Toyota to Make More Camry Sedans in Kentucky
Via Bloomberg
Toyota Motor Corp. will crank up production of the Camry sedan, the top-selling U.S. car the last dozen years, at its Kentucky plant after it stops farming out some manufacturing to Fuji Heavy Industries Ltd.
Toyota will move Camry production of about 100,000 units to Kentucky in the second half of 2016, it said today. The move will free up more capacity in Indiana for Tokyo-based Fuji Heavy, whose Subaru brand is on pace for a sixth consecutive annual sales record.
Making up for the lost Subaru capacity keeps Toyota in position to defend the model’s lead over Honda Motor Co.’s Accord, Nissan Motor Co.’s Altima and Ford Motor Co.’s Fusion. To fend off mounting competition, the world’s largest automaker is making styling changes midway through Camry’s typical five-year design cycle by introducing a restyled version with more contoured body panels and sportier handling.
“Every time I speak with Toyota people regarding Camry sales or Camry incentives, they always say ‘Camry is different; Camry is special,’” Kei Nihonyanagi, a Tokyo-based equity analyst for Bank of America Corp.’s Merrill Lynch, said by telephone. “Securing the No. 1 position in the U.S. is very important to Toyota.”
Camry’s U.S. deliveries have slipped 0.2 percent through the first four months of this year after rising 0.9 percent in 2013, when the car lost market share in the mid-size sedan segment to Accord, Altima and Fusion.
Subaru SUVs
Fuji Heavy, which counts Toyota as its largest shareholder, plans to enhance its product lineup with a focus on sport utility vehicles. Chief Executive Officer Yasuyuki Yoshinaga said today the company plans to introduce a new SUV that will be exclusive to the North American market and may build the model at its plant in Lafayette, Indiana, after Camry production there ceases.

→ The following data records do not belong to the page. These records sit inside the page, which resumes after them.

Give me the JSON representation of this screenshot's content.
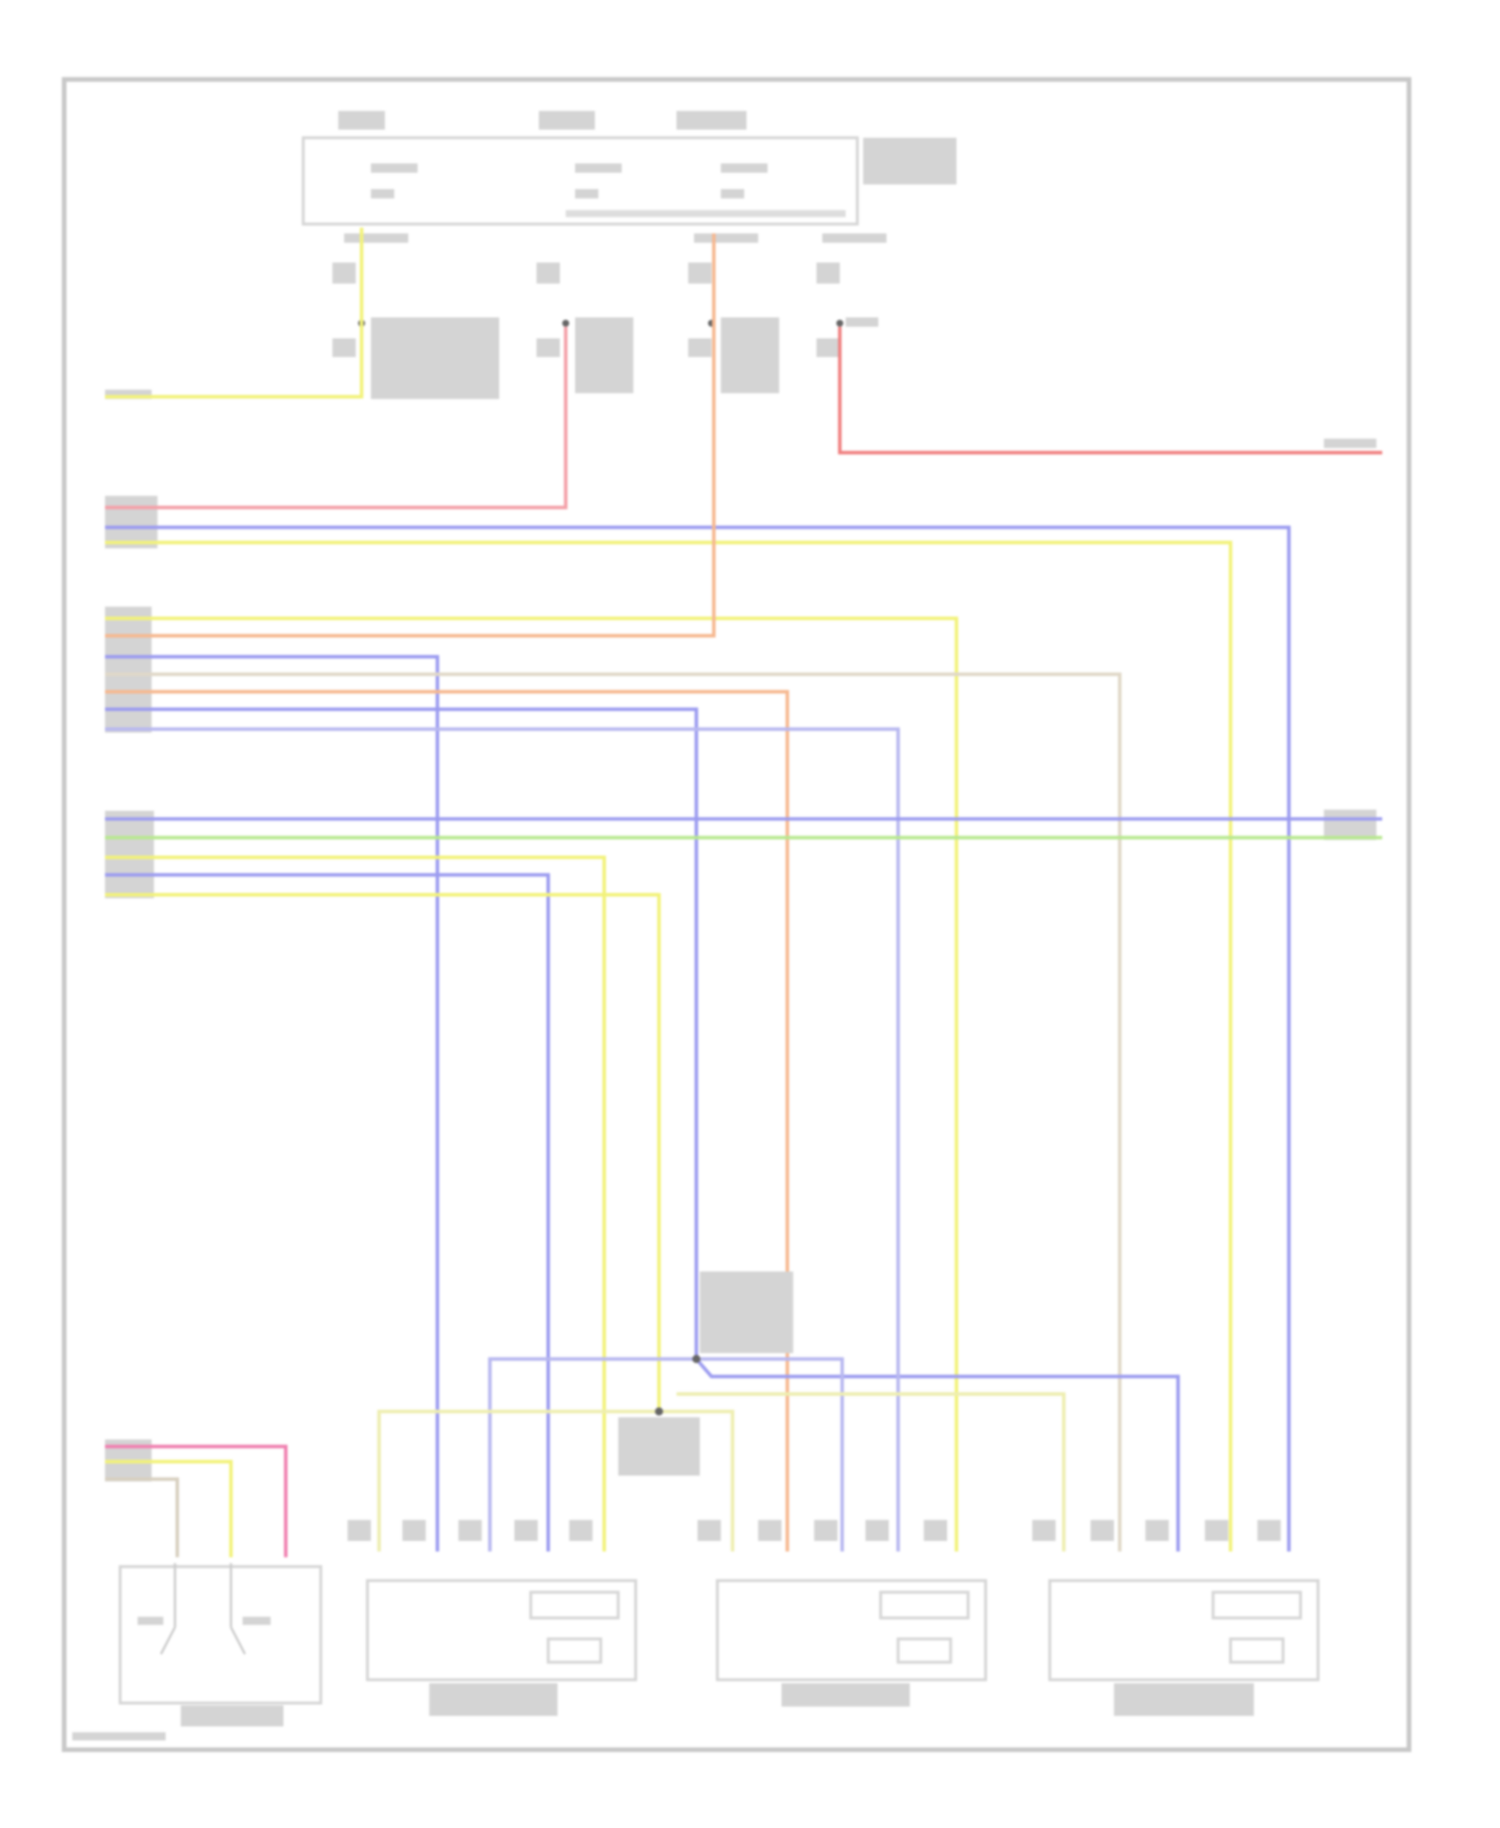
{
  "diagram": {
    "type": "wiring-diagram",
    "text_legible": false,
    "wire_colors": {
      "yellow": "#f2f27a",
      "pink": "#f4a0a8",
      "red": "#f08080",
      "blue": "#9c9cf0",
      "light_blue": "#b8b8f0",
      "orange": "#f6b890",
      "green": "#b8e890",
      "gray": "#d8d0c0",
      "magenta": "#f080b0"
    },
    "frame_color": "#c8c8c8",
    "component_outline_color": "#d6d6d6"
  }
}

Even after Fuji Heavy’s production of Camry for Toyota ends, the two companies plan to continue work on clean energy technologies including plug-in hybrids and electric vehicles during the mid-term, Yoshinaga told reporters today. Fuji Heavy also produced the Subaru BRZ and Toyota 86 sports cars that the two jointly developed in Japan.
The maker of Subaru Outback wagons and Forester SUVs separately today forecast net income will increase 4.1 percent to 215 billion yen ($2.1 billion) in the year ending March 31, missing the 239.3 billion yen average of 19 analyst estimates compiled by Bloomberg.
Sales Streak
Rising demand for Subaru’s top-selling Forester and the XV Crosstrek SUV paced a 22 percent surge in deliveries this year through April. Sales for the Subaru brand has notched 29 consecutive months of year-over-year sales gains.
With its market share on the rise, Fuji Heavy plans to boost U.S. capacity by 29 percent to 400,000 vehicles by the end of 2020.
The company aims to raise annual sales to more than 1.1 million vehicles by March 2021, with North America as its “top-priority market,” according to a mid-term strategy plan released today.